Current Under Secretary for Personnel and Readiness Brian Teta (Cisneros’ successor), Director Paul Craft and Chief Academic Officer Tiffany Hoben laid out several changes during last week’s Dependents Education Council meeting. They indicated the school system will:

  • Prioritize getting prepared teachers in front of every student, including building a talent pipeline and finally including military spouses
  • Craft contrasted hiring challenges (such as mid-year attrition) with measurable improvements in onboarding rates. Leadership discussion emphasized proactive problem solving, including the goal to “get good, well-qualified licensed instructors in front of every one of our kids.” He went on to explain his focus on recruitment innovation, military spouse hiring, and pipeline development through student teachers.
  • Using the DoWEA “Hiring Tiger Team Initiatives” and Senior Leadership Support, the projected onboard goal is 100%+ for School Year 26/27.
  • Instill uniform performance reporting up the chain of committees

On the topic of Advisory Committees, Craft emphasized the critical role of stakeholders, and the need for structured communication. He stressed the importance of improving transparency and engagement, noting past gaps in communication and reporting. He added he will strengthen the connection between schools, installations, and leadership through a more standardized and accountable advisory framework.

Refocus on academic rigor and life skills over ideological teaching

Hoben emphasized the importance of data-informed decision making, noting that “one assessment alone will not show us what we need to know.” She highlighted improvements to assessment systems that provide timely, validated results for families. She emphasized building a more coherent academic system, while reinforcing transparency and alignment across curriculum, instruction, and accountability measures.

Craft emphasized literacy as a foundational issue, stating that DoWEA is “behind the times on the science of reading implementation.” He also highlighted the need to return to foundational learning methods, remarking on the importance of “books back in the hands of kids” and reducing excessive screen dependency. He told the council his focus is on curriculum rigor, parental engagement, and the integration of classical education and AI-enabled learning.

Both clearly focused on reading, math, civic understanding life skills rather than the ideological agenda we covered extensively before.

In perhaps the biggest win of all, the school system is taking the advice of parents and Open the Books, requesting funding for an FY27 pilot program to bring school choice to the Pentagon.

The program would offer “financial assistance to active-duty Servicemembers in the United States to support educational choice for their dependents, including tuition and related costs for private, faith-based, or public charter schools; support for homeschooling; and other allowable expenses as determined by the Department.”

As we wrote in The Federalist:

“The Trump administration has both the will and the ability to undo the damage of the Biden-Brady era and has already made remarkable headway.
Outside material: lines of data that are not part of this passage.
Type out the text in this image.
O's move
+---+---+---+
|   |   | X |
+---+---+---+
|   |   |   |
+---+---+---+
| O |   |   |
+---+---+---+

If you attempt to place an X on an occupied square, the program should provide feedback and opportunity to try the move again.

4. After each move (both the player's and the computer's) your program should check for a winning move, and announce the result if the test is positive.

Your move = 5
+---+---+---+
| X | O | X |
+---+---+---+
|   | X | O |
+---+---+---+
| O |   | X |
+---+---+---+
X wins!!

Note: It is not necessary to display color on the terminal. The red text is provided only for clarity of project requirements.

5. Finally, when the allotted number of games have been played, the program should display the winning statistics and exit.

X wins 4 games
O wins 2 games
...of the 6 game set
Helping parents formally advocate for their own children can make the fixes durable.

“Finally, few things are more American than competition. Should a future administration return to ideology as a guide, military families deserve a chance to choose a school that works for them. The State Department gives Foreign Service families education allowances to select a school abroad that meets their family’s needs. Our servicemembers should be offered the same.”

CONCLUSION

The major turnaround underway at the Pentagon’s K-12 schools demonstrates the power of transparency. That’s why Open the Books spends its days fighting to maximize it across every unit of government, and to make it real-time.

Years of dogged investigation into how these schools were spending their budgets surfaced controversial teachings and parental concerns that had gone unheard for too long.

The Founding Fathers built transparency into our Constitution because they understood that citizens had the right to inspect the government’s books, and that transparency was fundamental for accountability.

Just in time for America’s 250th birthday, their vision delivered again for military families.